In recent years, I’ve spent a little extra money to upgrade all my hunting gear, and I hunt better and safer for it.

The housing of the Fenix HM65R headlamp I now use for deer hunting is built of a serious quality, black magnesium alloy. It’s strong, lightweight, and even waterproof to 2m.

The 2 lights—a large spot with clear lens and a smaller flood with diffuser lens—have individual on/off buttons, and can be used independently, which is practical in most hunting situations.

With an easy press of a button, you can engage 4 output levels on the spotlight; at the highest output, it’s a published 1000 lumens of light, which in layman’s term is very, very bright. Three flood light levels, which you’ll use a lot when climbing into and out of a tree stand or deer blind in the dark, offer wider, softer beams.

If you really need to light up the night you could flip on both lights at once, for a combined published maximum 1400 lumens of both neutral and white light at the highest settings.

Using both lights would be overkill for a hunting light, unless you’ll be tracking a shot buck after dark on a new moon night. And I hunt in some remote, wild places, like the thick wolf bush of northern Saskatchewan, where you go into a blind in the pitch-black each morning, and come out an hour after sundown each day. I want that overkill when I feel the need for comfort and safety, and this Fenix headlamp provides it.
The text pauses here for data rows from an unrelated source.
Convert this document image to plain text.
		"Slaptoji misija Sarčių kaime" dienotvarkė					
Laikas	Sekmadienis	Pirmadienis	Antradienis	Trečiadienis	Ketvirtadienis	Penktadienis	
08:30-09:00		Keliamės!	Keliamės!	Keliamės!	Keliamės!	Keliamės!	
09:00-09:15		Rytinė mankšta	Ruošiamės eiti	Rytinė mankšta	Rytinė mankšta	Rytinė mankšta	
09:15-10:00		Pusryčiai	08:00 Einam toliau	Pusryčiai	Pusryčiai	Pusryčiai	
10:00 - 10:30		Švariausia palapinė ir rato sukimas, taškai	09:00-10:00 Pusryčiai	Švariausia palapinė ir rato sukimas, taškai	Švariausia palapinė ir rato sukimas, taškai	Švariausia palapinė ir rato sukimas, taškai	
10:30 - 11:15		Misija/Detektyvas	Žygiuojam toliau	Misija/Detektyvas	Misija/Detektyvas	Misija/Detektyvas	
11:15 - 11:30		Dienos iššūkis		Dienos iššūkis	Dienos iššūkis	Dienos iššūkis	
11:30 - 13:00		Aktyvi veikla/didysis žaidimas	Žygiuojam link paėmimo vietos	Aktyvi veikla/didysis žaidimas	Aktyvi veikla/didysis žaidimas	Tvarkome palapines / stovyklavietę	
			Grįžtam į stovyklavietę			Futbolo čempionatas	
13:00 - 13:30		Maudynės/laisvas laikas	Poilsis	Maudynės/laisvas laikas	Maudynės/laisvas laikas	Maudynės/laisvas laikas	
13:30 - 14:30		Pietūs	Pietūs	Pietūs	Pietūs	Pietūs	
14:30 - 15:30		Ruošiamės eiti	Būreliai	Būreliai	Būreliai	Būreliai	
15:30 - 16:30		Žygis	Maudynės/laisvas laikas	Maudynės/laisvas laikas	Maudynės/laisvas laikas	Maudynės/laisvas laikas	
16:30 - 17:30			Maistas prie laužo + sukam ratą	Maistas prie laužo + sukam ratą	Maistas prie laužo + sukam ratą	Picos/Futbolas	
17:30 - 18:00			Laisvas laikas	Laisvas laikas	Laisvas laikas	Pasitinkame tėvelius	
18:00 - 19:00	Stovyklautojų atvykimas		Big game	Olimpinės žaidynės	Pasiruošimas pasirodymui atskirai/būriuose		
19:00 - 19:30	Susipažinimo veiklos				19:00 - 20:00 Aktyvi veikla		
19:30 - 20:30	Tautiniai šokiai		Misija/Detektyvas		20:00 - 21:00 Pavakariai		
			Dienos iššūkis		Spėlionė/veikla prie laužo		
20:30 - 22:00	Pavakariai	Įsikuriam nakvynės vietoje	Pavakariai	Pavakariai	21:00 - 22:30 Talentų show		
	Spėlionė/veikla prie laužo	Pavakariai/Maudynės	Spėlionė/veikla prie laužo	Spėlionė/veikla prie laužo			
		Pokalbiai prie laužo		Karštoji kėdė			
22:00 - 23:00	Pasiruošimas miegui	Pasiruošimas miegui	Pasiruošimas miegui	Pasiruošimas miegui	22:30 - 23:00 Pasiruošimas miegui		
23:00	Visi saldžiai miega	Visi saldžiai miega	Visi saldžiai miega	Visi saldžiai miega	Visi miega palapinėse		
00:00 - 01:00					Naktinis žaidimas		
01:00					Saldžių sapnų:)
The lights are powered by a Fenix 3500mAh 18650 rechargeable battery with a built-in USB-C charging port on the back of the light housing (charging cord included). The 4-step blue battery level indicator is handy; with a simple touch of either of the on/off buttons, you know how much battery you have at all times. Another excellent touch; you have to press and hold the button for 3 seconds to turn on either light, which prevents accidental turn on and a dead battery in the bottom of your pack.
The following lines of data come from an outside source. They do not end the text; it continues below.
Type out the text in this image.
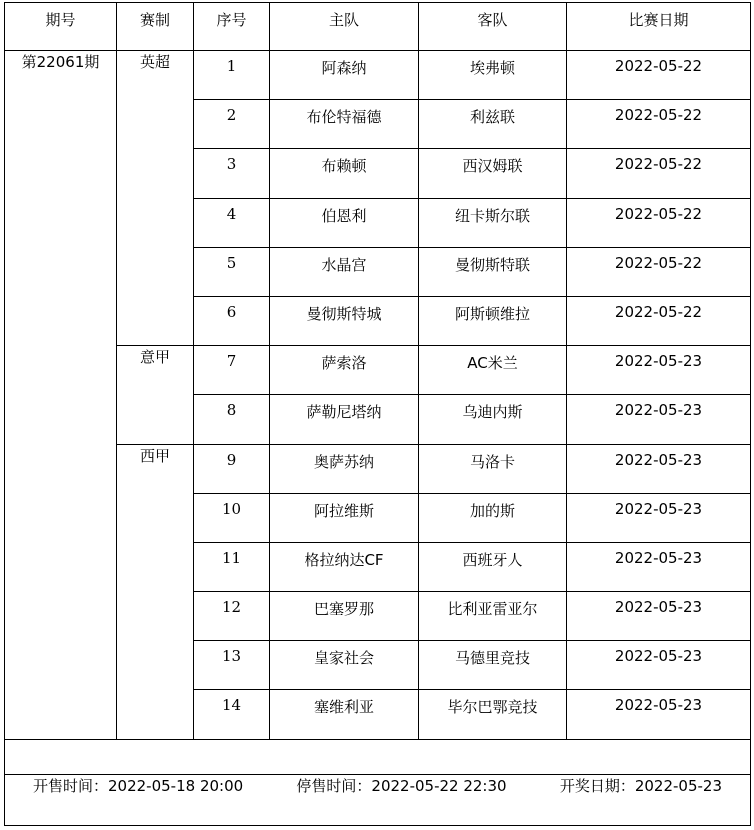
期号	赛制	序号	主队	客队	比赛日期
第22061期	英超	1	阿森纳	埃弗顿	2022-05-22
		2	布伦特福德	利兹联	2022-05-22
		3	布赖顿	西汉姆联	2022-05-22
		4	伯恩利	纽卡斯尔联	2022-05-22
		5	水晶宫	曼彻斯特联	2022-05-22
		6	曼彻斯特城	阿斯顿维拉	2022-05-22
	意甲	7	萨索洛	AC米兰	2022-05-23
		8	萨勒尼塔纳	乌迪内斯	2022-05-23
	西甲	9	奥萨苏纳	马洛卡	2022-05-23
		10	阿拉维斯	加的斯	2022-05-23
		11	格拉纳达CF	西班牙人	2022-05-23
		12	巴塞罗那	比利亚雷亚尔	2022-05-23
		13	皇家社会	马德里竞技	2022-05-23
		14	塞维利亚	毕尔巴鄂竞技	2022-05-23

开售时间：2022-05-18 20:00 停售时间：2022-05-22 22:30 开奖日期：2022-05-23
Cheap headlamps have flimsy, ill-fitting headbands. Not this one. The adjustable orange-and-gray band and top strap (removable) fit snugly. The inside front of the wrap-around band has an interesting rubber grip strip, which helps to keep the frontal light solid and stable as you hike or climb into a tree stand, even when sweating when dragging a deer or quartering an elk.

Fully charged, the HM65R provides excellent runtime. In most hunting situations you’ll use the low to medium floodlight and get more than 150 hours battery life. When you need more serious illumination from the spotlight, for example when tracking a bowshot animal deep in the woods after dark, you get 22 hours of runtime (medium mode). Plenty of time to find that animal.

My only gripe with this light is, ironically, that it can be too bright. Flip it on in a small, black deer blind at 5 a.m., for example, and even the low mode beam can make you blink uncomfortably and disorient you a bit. Other users and reviewers of the HM65R have said one more low light output mode would be good, and I agree.

Overall, if you want a top-quality headlamp for finding and climbing into a tree stand in the dark, or tracking a shot deer a mile or more in the woods, or packing fresh elk meat out of a remote canyon under a dark moon, you can’t go wrong with this one.

The Fenix HM65R comes with a lifetime warranty and is available for $94.95.